Yerel Mahkeme 28.11.2002 gün ve 683-1085 sayı ile;

"CYUY'nın 322. maddesindeki bozma gerekçelerinin olayda gerçekleşmediği, Anayasa Mahkemesinin 21.11.2002 gün ve 408-191 sayılı kararı karşısında Yargıtay 10. Ceza Dairesinin bozma kararının yasal dayanağının da ortadan kalktığı" gerekçesi ile ilk hükümde direnmiştir.

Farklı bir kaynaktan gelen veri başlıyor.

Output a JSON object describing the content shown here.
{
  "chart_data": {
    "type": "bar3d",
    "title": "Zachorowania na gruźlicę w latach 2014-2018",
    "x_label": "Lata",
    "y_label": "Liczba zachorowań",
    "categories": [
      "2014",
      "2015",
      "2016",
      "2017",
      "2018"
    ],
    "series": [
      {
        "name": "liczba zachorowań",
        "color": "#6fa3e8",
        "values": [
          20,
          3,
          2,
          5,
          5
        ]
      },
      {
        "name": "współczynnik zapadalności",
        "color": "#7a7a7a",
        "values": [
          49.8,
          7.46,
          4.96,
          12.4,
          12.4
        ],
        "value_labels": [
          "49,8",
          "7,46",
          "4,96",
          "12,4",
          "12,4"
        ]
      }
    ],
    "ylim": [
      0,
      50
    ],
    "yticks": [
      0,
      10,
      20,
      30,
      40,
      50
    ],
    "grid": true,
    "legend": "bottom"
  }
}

Bu hükmün de sanık tarafından temyiz edilmesi üzerine dosya Yargıtay C. Başsavcılığının "bozma" istekli 10.4.2003 günlü tebliğnamesiyle Birinci Başkanlığa gönderilmekle Ceza Genel Kurulunca okundu, gereği konuşulup düşünüldü:

KARAR : Yerel Mahkemece, sanığın karşılıksız çek keşide etmek suçundan cezalandırılmasına ilişkin önceki hükümde direnilmiş ise de;

Direnme hükmünden sonra, 8 Mart 2003 günlü Resmi Gazetede yayımlanarak yürürlüğe giren 4814 sayılı Çekle Ödemelerin Düzenlenmesi ve Çek Hamillerinin Korunması Hakkında Kanunda Değişiklik Yapılmasına İlişkin Kanunun 14. maddesi ile 3167 sayılı Kanunun 16. maddesi değiştirilerek cezai yaptırım, geçici 2. maddesiyle de çek tutarı veya karşılıksız kalan kısmın yüzde on tazminatı ve gecikme faizi ile birlikte 3 ay içerisinde ödenmesi halinde açılmış bulunan davaların düşürülmesi bakımlarından suç failleri yararına yeni düzenlemeler getirilmiş olması karşısında, TCY.sının 2/2. maddesi hükmü de nazara alınarak sanığın hukuki durumunun yeniden değerlendirilmesinde zorunluluk bulunduğundan, direnme hükmünün diğer yönleri incelenmeksizin, öncelikle bu nedenden dolayı bozulması gerekmektedir.

SONUÇ : Yerel Mahkeme direnme hükmünün, yukarıda açıklanan nedenle BOZULMASINA, dosyanın yerine gönderilmek üzere Yargıtay C. Başsavcılığına tevdiine, 29.4.2003 günü tebliğnamedeki düşünceye uygun olarak oybirliği ile karar verildi.